Bunlar ne sizlere gaipten vaat edilen paragraflar, ne günümüzün dincilerinin olmazsa olmazları, ne hurafe ne safsata.
Bu üç paragrafı Mustafa Kemâl Paşa’nın CHP Kurultayında okuduğu NUTUK’tan cımbızla seçtiğim paragraflar.
Kusura bakmayan. Ben bu üç paragraf için ÜÇ AYET diyorum. Evet! Üç Ayet. Ama bunlar inancın değil “Bilim”in ayetleri.
Lütfen ibadet edercesine okuyun. Okuyun ki çocuklarınıza, torunlarınıza anlatabilesiniz.
Daha iyi vede özellikle gençlerin anlayabilmesi için öz Türkçeye çevirerek sizlerle paylaşıyorum.
Benim Saygın Okurlarım.
Size sevgi size saygı.
“Ulusal amaç için öne atılacakların, her ne olursa olsun amaçtan dönmemeleri, ülkede barınabilecekleri son noktada, son soluklarını verinceye değin amaç uğrunda her özveriyi sürdüreceklerine işin başında karar vermeleri gerekir. YÜREKLERİNDE BU GÜCÜ DUYMAYANLARIN işe hiç girişmemeleri, kuşkusuz daha iyidir. Çünkü hem kendilerini, hem de ulusu aldatmış olurlar.”
“Her şeyden önce ülkede ulusun varlık ve istencini belirtmek ve bunu sarsılmaz bir biçimde Ulusal Mecliste temsil etmek gerekir. Bu da ülkede ulusal bir ülkü etrafında güçlü bir örgütlenme yapmak ve Meclis’te bu örgüte dayalı bir gurup bulundurmakla olanaklıdır. En derin kavrayışlı kişilerin amacı bu olmalıdır. Oysa şimdiye değin görülüyor ki, asıl bu yöne önem verilmeden, kendinde az-çok yeterlik görenler, hemen hükümete geçmek hevesine, hırsına kapılıyorlar. .. Bu yüzden bizim için ilk ve en temelli ilke, önce ülkede ulusal örgütlenmeyi oluşturmak, sonra da bu örgütten güç alan bir grubun başında Meclis’te çalışmak olmalıdır.”
‘Tarih, söz götürmez bir biçimde ortaya koymuştur ki, büyük işlerde başarı için, yetenek ve gücü sarsılmaz bir başkanın varlığı çok gereklidir.
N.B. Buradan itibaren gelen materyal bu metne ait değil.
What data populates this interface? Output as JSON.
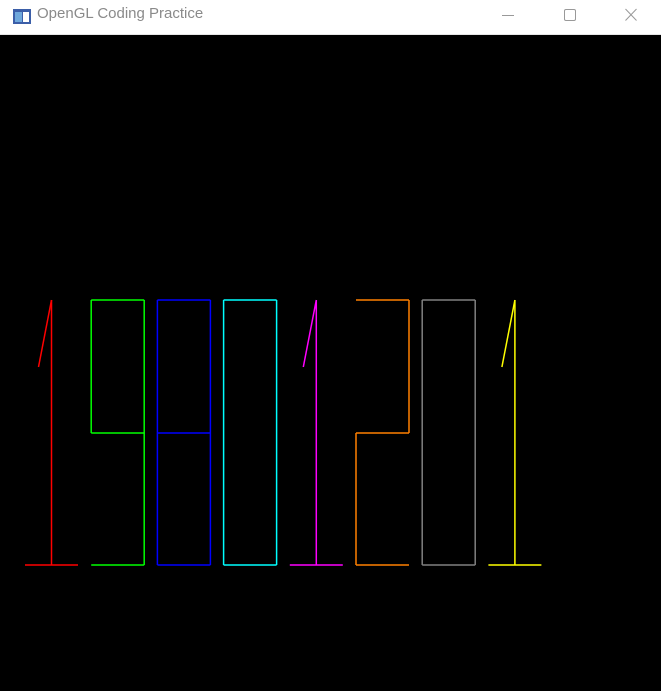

Ulus, ülke, siyaset ve ordu yöneticiliğinde hiç bulunmamış, bu alanlarda denenmemiş gelişigüzel kişilerin yer alabileceği herhangi bir kurula, ulusal iradenin işler duruma getirilmesini sağlamak, tüm ulusu ve yurdu tek bir kurulla temsil etmek, tüm yurdu aynı dikkat ve duyarlılıkla savunma yollarını bulmaya çalışmak .. gibi bir durum ve görev bırakılabilir mi?”